Música: Peter Brunelli, Louis De Francesco, J.S. Zamecnik
Fotografía: James Wong
Howe
Reparto: Spencer
Tracy, Colleen Moore, Ralph Morgan, Helen Vinson, Henry Kolker, Sarah Padden,
Billy O'Brien
Producción: Fox Film Corporation
Aunque habiendo trabajado para los
grandes estudios cinematográficos y con las primeras estrellas de Hollywood, William K. Howard(1893–1954)
no cuajó una filmografía especialmente notable. Muy bien considerado (y
posicionado) en la industria durante sus años de mayor actividad (años 30 y
40), profesional al que se recurre con frecuencia a la hora de codirigir y/o
poner fin a algunas producciones con conflictos o lagunas, con ello y con todo,
Howard ha pasado a la historia del cine sin pena ni gloria. A propósito… De
entre sus más de cincuenta películas realizadas, hay una en concreto que sí
tiene bastante interés y merece atención, titulada justamente Poder y gloria (The Power and the Glory, 1933),
y sin relación con la célebre novela de
Graham Green del mismo título.
Bien es verdad que el valor principal del film no reside en la labor del director
(bastante convencional, quien compone la cinta a base de flashbacks, sin garantizar siempre el fluido curso de la trama),
sino en otros factores.

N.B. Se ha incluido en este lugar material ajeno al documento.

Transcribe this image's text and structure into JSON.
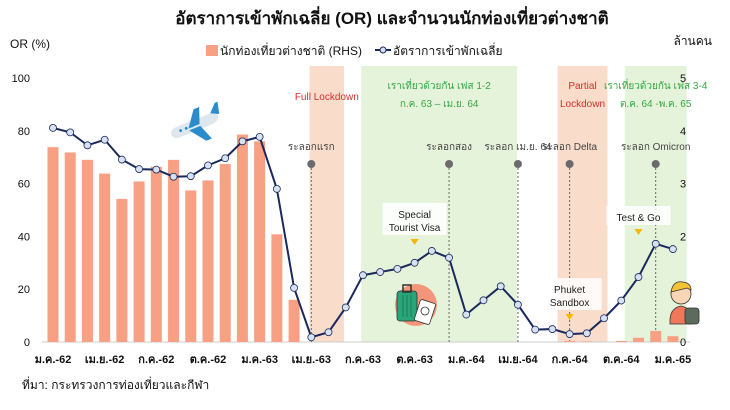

En primer lugar, destacaría el guión, firmado por Preston Sturges, el primero que logra vender en
un estudio y llevado raudamente a producción. Un buen trabajo de escritura
cinematográfica que ha sido calificado sin exageración como un claro precedente nada menos que de Ciudadano Kane (Citizen Kane, 1941. Orson Welles). Y, en segundo lugar,
sobresale el estupendo reparto,
encabezado por un colosal Spencer Tracy
junto a Colleen Moore (muy famosa
durante el periodo silente y actriz fetiche de Mervyn LeRoy en dicha etapa) y Ralph
Morgan, en el papel de fiel amigo del protagonista y narrador de la verdadera historia del héroe del film.

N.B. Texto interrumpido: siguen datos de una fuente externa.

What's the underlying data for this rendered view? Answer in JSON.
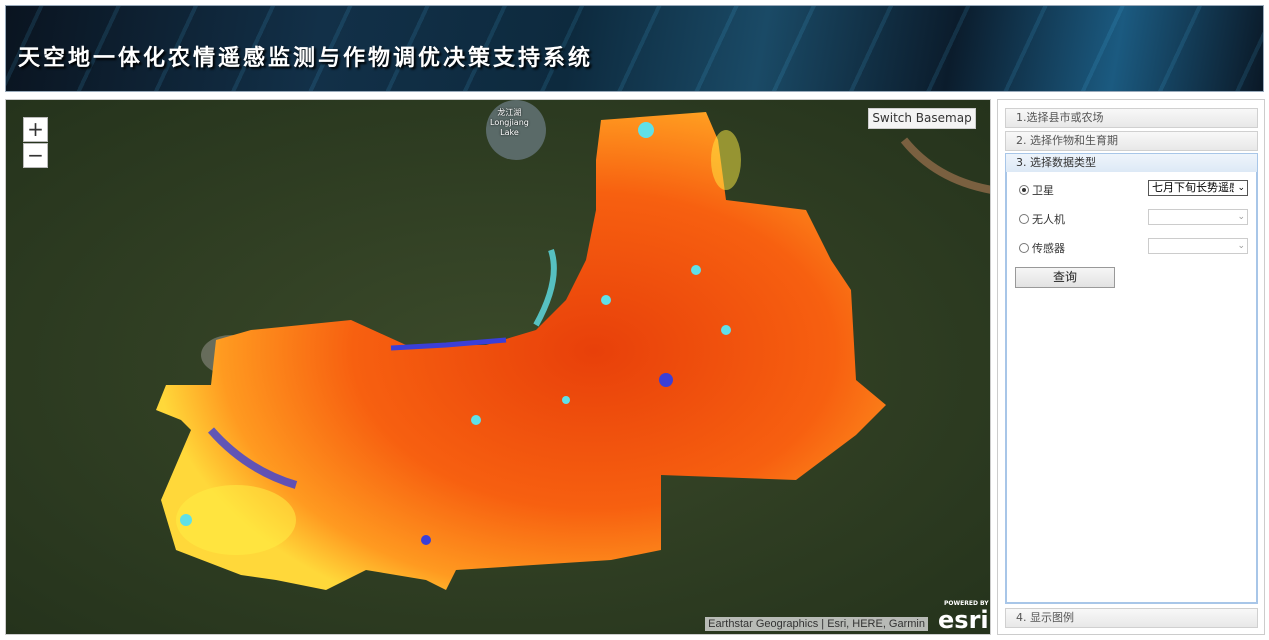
{
  "header": {
    "title": "天空地一体化农情遥感监测与作物调优决策支持系统"
  },
  "map": {
    "zoom_in": "+",
    "zoom_out": "−",
    "switch_basemap": "Switch Basemap",
    "lake_label_cn": "龙江湖",
    "lake_label_en": "Longjiang",
    "lake_label_en2": "Lake",
    "attribution": "Earthstar Geographics | Esri, HERE, Garmin",
    "logo_powered": "POWERED BY",
    "logo_text": "esri",
    "colors": {
      "high": "#e8400a",
      "mid": "#ff8c1a",
      "low": "#ffee44",
      "cyan": "#5fe0e8",
      "blue": "#3a3fd8"
    }
  },
  "panel": {
    "sections": [
      {
        "label": "1.选择县市或农场"
      },
      {
        "label": "2. 选择作物和生育期"
      },
      {
        "label": "3. 选择数据类型"
      },
      {
        "label": "4. 显示图例"
      }
    ],
    "data_types": [
      {
        "label": "卫星",
        "selected": true,
        "select_value": "七月下旬长势遥感"
      },
      {
        "label": "无人机",
        "selected": false,
        "select_value": ""
      },
      {
        "label": "传感器",
        "selected": false,
        "select_value": ""
      }
    ],
    "query_button": "查询"
  }
}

Asistimos al comienzo de la película al
funeral de Tom Garner (Spencer Tracy),
enérgico empresario que logró levantar un imperio del ferrocarril comenzando
como simple mantenedor de las vías ferroviarias; un clásico, pues, de self man made. Pero, incluso en los Estados Unidos, el héroe que
triunfa en los negocios es visto por muchos con envidia y resentimiento, con animosidad
y aun hostilidad por parte de sus allegados y empleados. Todos menos Henry,
amigo de Tom desde la infancia (soberbio primer flashback que nos retrotrae a los años que se conocieron con claras resonancias del universo literario de Mark Twain
y las aventuras de Tom Sawyer y Huckleberry Finn). La iglesia donde se
ofician las honras fúnebres del finado, está repleta de gente, pero sus
semblantes reflejan estar allí más por obligación que por devoción. Este hecho,
además de la gran pena que soporta por la pérdida del amigo, lleva a Henry a
abandonar el templo antes de finalizar la ceremonia.

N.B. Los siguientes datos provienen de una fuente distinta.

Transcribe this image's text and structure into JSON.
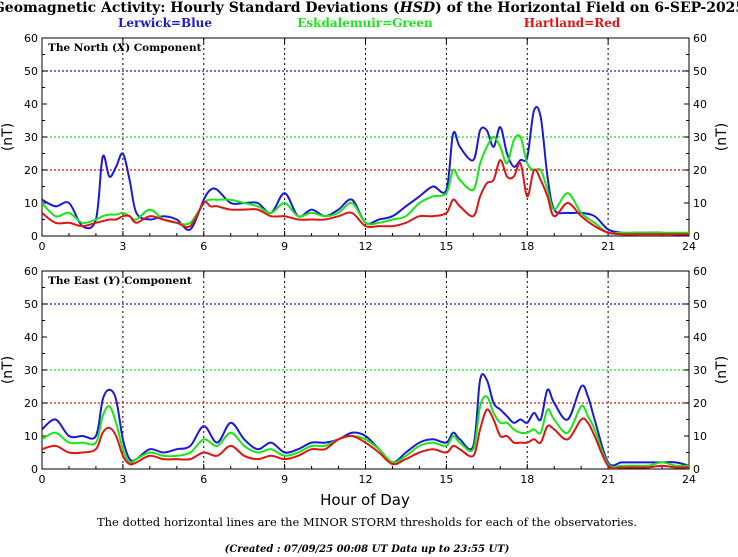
{
  "title_main": "Geomagnetic Activity: Hourly Standard Deviations (",
  "title_hsd": "HSD",
  "title_rest": ") of the Horizontal Field on 6-SEP-2025",
  "legend": [
    {
      "label": "Lerwick=Blue",
      "color": "#1a1ad6"
    },
    {
      "label": "Eskdalemuir=Green",
      "color": "#19e619"
    },
    {
      "label": "Hartland=Red",
      "color": "#e01414"
    }
  ],
  "xlabel": "Hour of Day",
  "ylabel": "(nT)",
  "footnote": "The dotted horizontal lines are the MINOR STORM thresholds for each of the observatories.",
  "created": "(Created : 07/09/25 00:08 UT  Data up to 23:55 UT)",
  "chart_data": [
    {
      "type": "line",
      "panel_title": "The North (X) Component",
      "xlim": [
        0,
        24
      ],
      "ylim": [
        0,
        60
      ],
      "xticks": [
        0,
        3,
        6,
        9,
        12,
        15,
        18,
        21,
        24
      ],
      "yticks": [
        0,
        10,
        20,
        30,
        40,
        50,
        60
      ],
      "thresholds": [
        {
          "value": 50,
          "color": "#1a1ad6"
        },
        {
          "value": 30,
          "color": "#19e619"
        },
        {
          "value": 20,
          "color": "#e01414"
        }
      ],
      "x": [
        0,
        0.5,
        1,
        1.5,
        2,
        2.25,
        2.5,
        2.75,
        3,
        3.25,
        3.5,
        4,
        4.5,
        5,
        5.5,
        6,
        6.25,
        6.5,
        7,
        7.5,
        8,
        8.5,
        9,
        9.5,
        10,
        10.5,
        11,
        11.5,
        12,
        12.5,
        13,
        13.5,
        14,
        14.5,
        15,
        15.25,
        15.5,
        16,
        16.25,
        16.5,
        16.75,
        17,
        17.25,
        17.5,
        17.75,
        18,
        18.25,
        18.5,
        18.75,
        19,
        19.5,
        20,
        20.5,
        21,
        21.5,
        22,
        22.5,
        23,
        23.5,
        24
      ],
      "series": [
        {
          "name": "Lerwick",
          "color": "#1a1ad6",
          "values": [
            11,
            9,
            10,
            3,
            5,
            24,
            18,
            21,
            25,
            17,
            7,
            5,
            6,
            5,
            2,
            11,
            14,
            14,
            10,
            10,
            10,
            7,
            13,
            6,
            8,
            6,
            8,
            11,
            4,
            5,
            6,
            9,
            12,
            15,
            14,
            31,
            27,
            23,
            32,
            32,
            27,
            33,
            25,
            21,
            23,
            24,
            38,
            36,
            18,
            8,
            7,
            7,
            6,
            2,
            1,
            1,
            1,
            1,
            0.5,
            0.5
          ]
        },
        {
          "name": "Eskdalemuir",
          "color": "#19e619",
          "values": [
            10,
            6,
            7,
            4,
            5,
            6,
            6.5,
            6.5,
            7,
            6,
            5,
            8,
            5,
            4,
            4,
            10,
            11,
            11,
            11,
            10,
            9,
            7,
            10,
            6,
            7,
            6,
            7,
            10,
            4,
            4,
            5,
            6,
            10,
            12,
            13,
            20,
            17,
            14,
            22,
            27,
            30,
            27,
            22,
            29,
            30,
            22,
            20,
            20,
            14,
            8,
            13,
            7,
            4,
            1,
            1,
            1,
            1,
            1,
            1,
            1
          ]
        },
        {
          "name": "Hartland",
          "color": "#e01414",
          "values": [
            7,
            4,
            4,
            3,
            4,
            4.5,
            5,
            5,
            6,
            6,
            4,
            6,
            5,
            4,
            3,
            10,
            9,
            9,
            8,
            8,
            8,
            6,
            6,
            5,
            5,
            5,
            6,
            7,
            3,
            3,
            3,
            4,
            6,
            6,
            7,
            11,
            9,
            6,
            12,
            16,
            17,
            23,
            18,
            18,
            22,
            12,
            20,
            17,
            12,
            6,
            10,
            6,
            3,
            1,
            0.5,
            0.5,
            0.5,
            0.5,
            0.5,
            0.5
          ]
        }
      ]
    },
    {
      "type": "line",
      "panel_title": "The East (Y) Component",
      "xlim": [
        0,
        24
      ],
      "ylim": [
        0,
        60
      ],
      "xticks": [
        0,
        3,
        6,
        9,
        12,
        15,
        18,
        21,
        24
      ],
      "yticks": [
        0,
        10,
        20,
        30,
        40,
        50,
        60
      ],
      "thresholds": [
        {
          "value": 50,
          "color": "#1a1ad6"
        },
        {
          "value": 30,
          "color": "#19e619"
        },
        {
          "value": 20,
          "color": "#e01414"
        }
      ],
      "x": [
        0,
        0.5,
        1,
        1.5,
        2,
        2.25,
        2.5,
        2.75,
        3,
        3.25,
        3.5,
        4,
        4.5,
        5,
        5.5,
        6,
        6.5,
        7,
        7.5,
        8,
        8.5,
        9,
        9.5,
        10,
        10.5,
        11,
        11.5,
        12,
        12.5,
        13,
        13.5,
        14,
        14.5,
        15,
        15.25,
        15.5,
        16,
        16.25,
        16.5,
        16.75,
        17,
        17.25,
        17.5,
        17.75,
        18,
        18.25,
        18.5,
        18.75,
        19,
        19.5,
        20,
        20.25,
        20.5,
        21,
        21.5,
        22,
        22.5,
        23,
        23.5,
        24
      ],
      "series": [
        {
          "name": "Lerwick",
          "color": "#1a1ad6",
          "values": [
            12,
            15,
            10,
            10,
            10,
            21,
            24,
            21,
            9,
            3,
            3,
            6,
            5,
            6,
            7,
            13,
            8,
            14,
            9,
            6,
            8,
            5,
            6,
            8,
            8,
            9,
            11,
            10,
            6,
            2,
            5,
            8,
            9,
            8,
            11,
            9,
            7,
            27,
            27,
            20,
            18,
            16,
            14,
            15,
            14,
            17,
            15,
            24,
            20,
            15,
            25,
            22,
            15,
            2,
            2,
            2,
            2,
            2,
            2,
            1
          ]
        },
        {
          "name": "Eskdalemuir",
          "color": "#19e619",
          "values": [
            9,
            11,
            8,
            8,
            8,
            16,
            19,
            14,
            6,
            2,
            3,
            5,
            4,
            4,
            5,
            9,
            7,
            11,
            7,
            5,
            6,
            4,
            5,
            7,
            7,
            9,
            10,
            9,
            6,
            2,
            4,
            7,
            8,
            7,
            10,
            8,
            6,
            19,
            22,
            17,
            14,
            14,
            12,
            11,
            11,
            12,
            11,
            18,
            15,
            11,
            19,
            16,
            12,
            1.5,
            1,
            1,
            1,
            2,
            1,
            1
          ]
        },
        {
          "name": "Hartland",
          "color": "#e01414",
          "values": [
            6,
            7,
            5,
            5,
            6,
            11,
            12.5,
            10,
            4,
            1.5,
            2,
            4,
            3,
            3,
            3,
            5,
            4,
            7,
            4,
            3,
            4,
            3,
            4,
            6,
            6,
            9,
            10,
            8,
            5,
            1.5,
            3,
            5,
            6,
            5,
            7,
            6,
            4,
            12,
            18,
            15,
            10,
            10,
            8,
            8,
            8,
            9,
            8,
            13,
            12,
            9,
            15,
            14,
            10,
            1,
            0.5,
            0.5,
            0.5,
            1,
            0.5,
            0.5
          ]
        }
      ]
    }
  ]
}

Vuelve a casa abatido, y también su
esposa dirige comentarios de odio y resentimiento hacia Tom Garner: magnate
despiadado, que comandó la empresa con mano de acero, reprimiendo huelgas y no
cediendo a las exigencias de los sindicatos en los tiempos difíciles, que fue
un mal marido, infiel y egoísta, una mala persona, en fin. Esto dice la buena
mujer a su consternado marido que decide, entonces, revelar
la verdadera historia de Tom Garner, un buen amigo y un gran hombre, y, según
añade, a los grandes hombres, como Garner, no se les puede medir y juzgar con
criterios comunes, ordinarios y prejuiciosos.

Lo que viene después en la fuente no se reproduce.